Конечно, можно позвонить Аткинсону, но есть еще один выход, более простой, более легкий – немедленно скрыться, уехать, ни с кем не попрощавшись. Нет, не годится, если он не намерен уехать прямо в Лондон. А что сейчас делается в Лондоне? Он начал расстегивать пижаму, решив обойтись на этот раз без ванны. Широкие лондонские улицы и просторные площади, должно быть, пустынны в этот час, только какой-нибудь одинокий прохожий спешит куда-то. Он легко мог нарисовать себе эту картину. В его памяти ожили два дня отпуска, проведенных в Лондоне в дни войны. Он вздохнул. С таким же успехом мог бы он мечтать сейчас о Монте-Карло или Огненной Земле. Затем, прыгая на одной ноге, уже освобожденной от пижамы, и стараясь освободить и другую, он забыл обо всем, кроме боли, которая плескалась у него в голове и просачивалась сквозь мозг, как вода сквозь песок. Он привалился к камину, чуть не столкнув Будду на пол, и весь обмяк, словно подстреленный кинобандит. Интересно знать, есть на Огненной Земле свои Маргарет и Уэлчи?
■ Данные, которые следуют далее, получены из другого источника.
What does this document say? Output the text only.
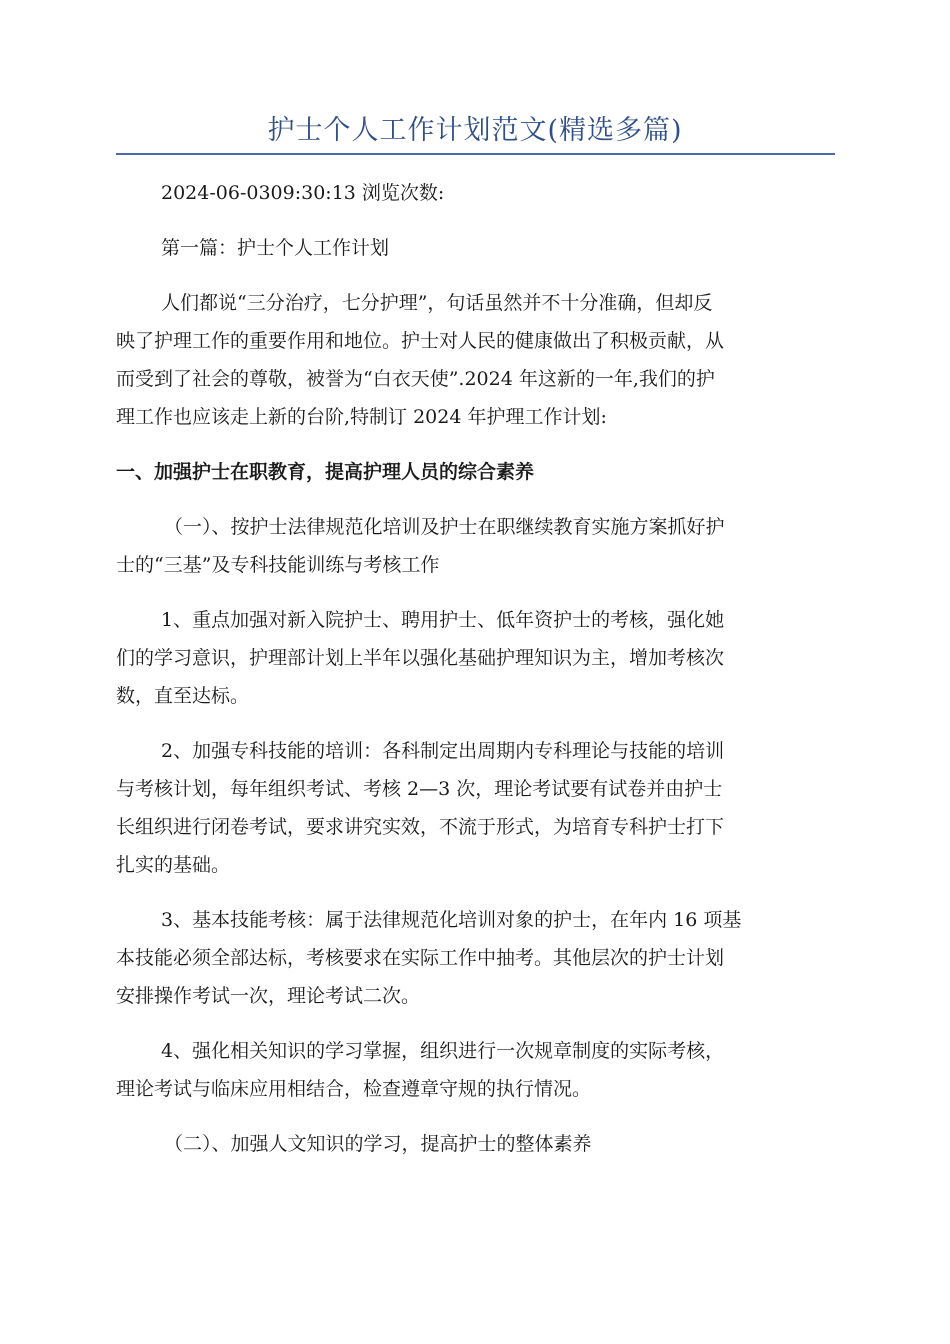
护士个人工作计划范文(精选多篇)
2024-06-0309:30:13 浏览次数:
第一篇：护士个人工作计划
人们都说“三分治疗，七分护理”，句话虽然并不十分准确，但却反
映了护理工作的重要作用和地位。护士对人民的健康做出了积极贡献，从
而受到了社会的尊敬，被誉为“白衣天使”.2024 年这新的一年,我们的护
理工作也应该走上新的台阶,特制订 2024 年护理工作计划:
一、加强护士在职教育，提高护理人员的综合素养
（一）、按护士法律规范化培训及护士在职继续教育实施方案抓好护
士的“三基”及专科技能训练与考核工作
1、重点加强对新入院护士、聘用护士、低年资护士的考核，强化她
们的学习意识，护理部计划上半年以强化基础护理知识为主，增加考核次
数，直至达标。
2、加强专科技能的培训：各科制定出周期内专科理论与技能的培训
与考核计划，每年组织考试、考核 2—3 次，理论考试要有试卷并由护士
长组织进行闭卷考试，要求讲究实效，不流于形式，为培育专科护士打下
扎实的基础。
3、基本技能考核：属于法律规范化培训对象的护士，在年内 16 项基
本技能必须全部达标，考核要求在实际工作中抽考。其他层次的护士计划
安排操作考试一次，理论考试二次。
4、强化相关知识的学习掌握，组织进行一次规章制度的实际考核，
理论考试与临床应用相结合，检查遵章守规的执行情况。
（二）、加强人文知识的学习，提高护士的整体素养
Несколько минут спустя он оказался в ванной комнате. Уэлч оставил после себя кайму грязной мыльной пены по краям ванны и запотевшее зеркало. Немного подумав, Диксон начертил пальцем на запотевшем стекле: «Нед Уэлч слюнявый дурак, лицо, как поросячья задница». Затем протер зеркало полотенцем и взглянул на свое отражение. Выглядел он не так уж плохо. Во всяком случае, чувствовал он себя не в пример хуже. Однако волосы на макушке продолжали торчать, как яростно ни приглаживал он их мокрой щеткой для ногтей. Он хотел было употребить вместо бриолина мыло, но раздумал, потому что уже не раз превращал таким способом волосы на затылке и над ушами в некое подобие утиных перьев. Сегодня очки более чем обычно делали его пучеглазым, как лягушка. А в общем, вид у него был, как всегда, здоровый и – так ему казалось – честный и добрый. Приходилось этим удовольствоваться.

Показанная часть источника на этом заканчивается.